For SweetSense, Tolbirt reports, the goal is much larger than new technology. “We’re not designed just to sell another widget—we care about the science,” he states. “We’re looking at the whole picture, the whole water system and environment, to help farmers be more resilient.” Many farmers have already changed some of their watering practices to reduce consumption, such as by deploying drip irrigation. SweetSense’s variable-power solution could enable them to better ensure the 200-horsepower electric pumps that operate these systems run at optimal times.

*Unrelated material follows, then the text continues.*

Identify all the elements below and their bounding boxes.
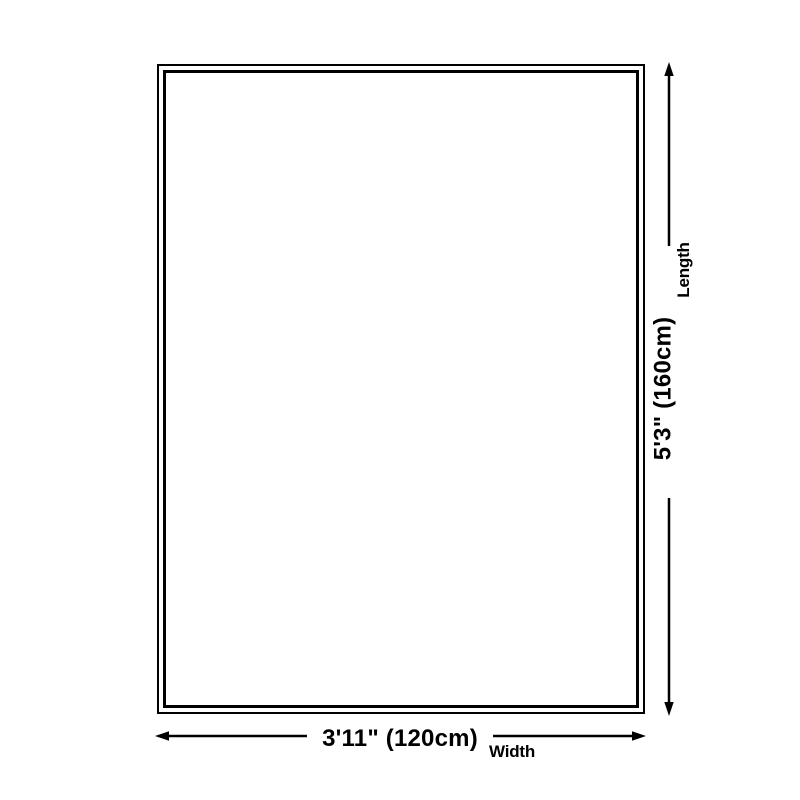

For that purpose, SweetSense provides a CT clamp in its seventh-generation sensor device, which can be fitted around the power lines that feed the pumps and then be remotely activated by SweetSense, based on energy demand and cost peaks. “We’re providing the ability to save money,” Tolbirt explains, “by turning pumps on and off when energy is in high demand,” and thus more expensive.

Matthew Tolbirt

In Africa, Tolbirt reports, the technology is being used to understand infrastructure health, whereas the California system is about managing consumption. “California is a conservation story,” he notes, “of ‘How can we conserve water, conserve energy and change consumption patterns to benefit farmers businesses?'” The system can operate with a variety of sensors that track such conditions as soil moisture, precipitation and temperature. A solar panel powers the sensors, while the CT clamp is powered by the water pump.

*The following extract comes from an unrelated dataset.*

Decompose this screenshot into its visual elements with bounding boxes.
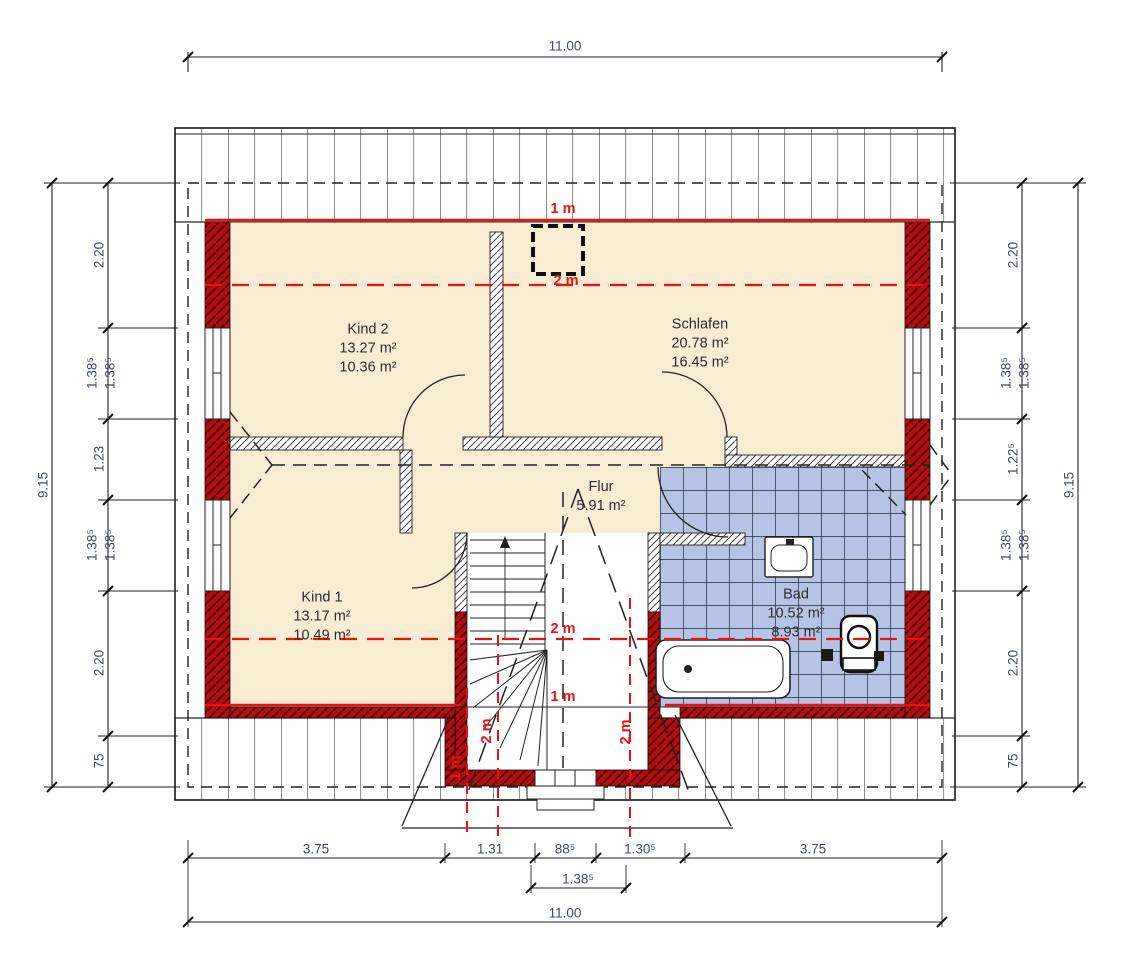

The Swarm-based SweetSense technology has been in use at six pumps in Solano County to date, Tolbirt says, and the system is working well and yielding reliable data. The farms being covered include fields of tomatoes and almonds. These farmers were made aware of SweetSense’s work through a partnership with The Freshwater Trust, a non-profit that protects and restores freshwater ecosystems The trust also works collaboratively with agriculture to balance the needs of a productive farm and the shared water resources. Initially, SweetSense is providing farmers with a Microsoft Excel spreadsheet listing the energy and pump data, and the rest of the information is delivered to researchers CU Boulder for use in drought forecasting and management.

Sara Spangelo

U.S. farmers will use the system for at least two years, Tolbirt says. Ultimately, by employing Swarm’s LoRa technology, SweetSense has been able to bring down the cost of wireless data transmission, he reports, since Iridium’s satellite use tends to be five or six times more expensive than Swarm, the company estimates. Currently, Swarm has 120 satellites orbiting Earth, with an additional 30 expected to be in space by early next year.

“We’re really excited about SweetSense,” Spangelo says. “This is why we started Swarm, to support programs like this.” The Swarm-enabled sensors and gateways are slated to be shipped to Somalia, Nigeria and Mozambique in August, pending regulatory approvals. Those funding the efforts include  Catholic Relief Services, Save the Children and the  Green Climate Fund.